Наталья и Матвеев сразу очутились на ногах и быстро подошли к больному.
– - Што изволил сказать, государь?..
– - Легше ли тебе, родимый мой, светик... Чево желаешь, скажи?..
Оба эти вопроса прозвучали в один раз. Узнав жену и Артамона, Алексей сделал слабую попытку улыбнуться им обоим.
– - Со мной... вы... тута... Добро... Пи-ить...
– - Пить государю. А я ж несу, вот, в самый раз, -- раздался голос Гадена, словно сторожившего за дверью этой минуты.

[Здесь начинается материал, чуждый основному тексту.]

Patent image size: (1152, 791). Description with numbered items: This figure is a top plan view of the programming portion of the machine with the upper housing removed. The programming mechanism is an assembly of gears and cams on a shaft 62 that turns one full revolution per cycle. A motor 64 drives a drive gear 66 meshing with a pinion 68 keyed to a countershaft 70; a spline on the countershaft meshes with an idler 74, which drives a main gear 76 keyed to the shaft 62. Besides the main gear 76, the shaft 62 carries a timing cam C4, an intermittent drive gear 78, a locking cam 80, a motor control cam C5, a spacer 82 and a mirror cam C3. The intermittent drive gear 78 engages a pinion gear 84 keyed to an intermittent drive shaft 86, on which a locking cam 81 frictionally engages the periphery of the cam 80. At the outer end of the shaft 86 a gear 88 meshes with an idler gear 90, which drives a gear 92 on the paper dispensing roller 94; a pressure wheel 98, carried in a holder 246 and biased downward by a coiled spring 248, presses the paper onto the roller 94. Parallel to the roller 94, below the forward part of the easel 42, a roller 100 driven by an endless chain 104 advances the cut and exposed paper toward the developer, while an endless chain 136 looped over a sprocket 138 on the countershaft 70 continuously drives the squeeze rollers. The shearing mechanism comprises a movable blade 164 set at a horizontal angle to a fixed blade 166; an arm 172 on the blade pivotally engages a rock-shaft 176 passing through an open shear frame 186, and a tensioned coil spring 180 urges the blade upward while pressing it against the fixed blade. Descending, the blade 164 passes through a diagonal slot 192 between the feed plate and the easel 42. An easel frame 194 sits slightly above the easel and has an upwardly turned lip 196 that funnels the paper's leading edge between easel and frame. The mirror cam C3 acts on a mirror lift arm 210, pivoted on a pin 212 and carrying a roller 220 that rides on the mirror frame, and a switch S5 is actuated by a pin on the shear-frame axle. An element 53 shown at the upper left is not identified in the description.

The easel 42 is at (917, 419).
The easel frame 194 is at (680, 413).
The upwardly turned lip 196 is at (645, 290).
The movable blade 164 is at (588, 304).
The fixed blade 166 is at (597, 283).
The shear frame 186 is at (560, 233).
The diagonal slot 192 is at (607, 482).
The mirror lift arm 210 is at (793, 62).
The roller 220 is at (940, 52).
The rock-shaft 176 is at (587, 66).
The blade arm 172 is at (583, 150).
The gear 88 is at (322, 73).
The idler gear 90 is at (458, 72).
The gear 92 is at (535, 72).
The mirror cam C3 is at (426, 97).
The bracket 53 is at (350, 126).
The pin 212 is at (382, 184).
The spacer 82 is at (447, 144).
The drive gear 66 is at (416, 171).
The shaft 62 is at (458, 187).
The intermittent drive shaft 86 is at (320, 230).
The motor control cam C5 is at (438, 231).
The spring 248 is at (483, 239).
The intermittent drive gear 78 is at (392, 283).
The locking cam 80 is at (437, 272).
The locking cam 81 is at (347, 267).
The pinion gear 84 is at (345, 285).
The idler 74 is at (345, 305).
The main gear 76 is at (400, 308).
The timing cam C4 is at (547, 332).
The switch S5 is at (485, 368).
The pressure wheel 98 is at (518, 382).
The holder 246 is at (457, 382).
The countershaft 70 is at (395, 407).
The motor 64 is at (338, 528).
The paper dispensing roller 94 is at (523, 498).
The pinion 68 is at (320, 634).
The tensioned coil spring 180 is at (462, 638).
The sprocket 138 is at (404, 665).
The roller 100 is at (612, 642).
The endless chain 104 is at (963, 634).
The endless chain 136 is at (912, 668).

Бережно держа в руках причудливый флакон венецианской работы, наполненный питьем, он подошел к столику у постели больного, взял небольшой кубок, налил в него питья, отлил из кубка себе на ладонь, так что видели все, и Наталья с Матвеевым, и спальник, вошедший вместе с врачом.
Эту пробу из ладони Гаден проглотил в доказательство, что питье -- не ядовито и в нем нет "наговора".
Матвеев принял кубок, подал его Алексею. Видя, что больному трудно держать в руках что-нибудь, он поднес питье к губам царя, которому Наталья поддерживала голову.
Сделав несколько глотков, Алексей оторвался от краев кубка и снова опустился головой на подушки.
Матвеев вылил остатки питья себе на ладонь и так же, чтобы все видели, выпил их.
Наступило полное молчание. Только хрипло, тяжело Дышал больной, полузакрывши глаза.
Через несколько минут питье, очевидно, стало действовать.
Мертвенно-бледное, землистого какого-то оттенка, лицо Алексея немного оживилось, словно бы кровь заиграла под сухой, воспаленной кожей.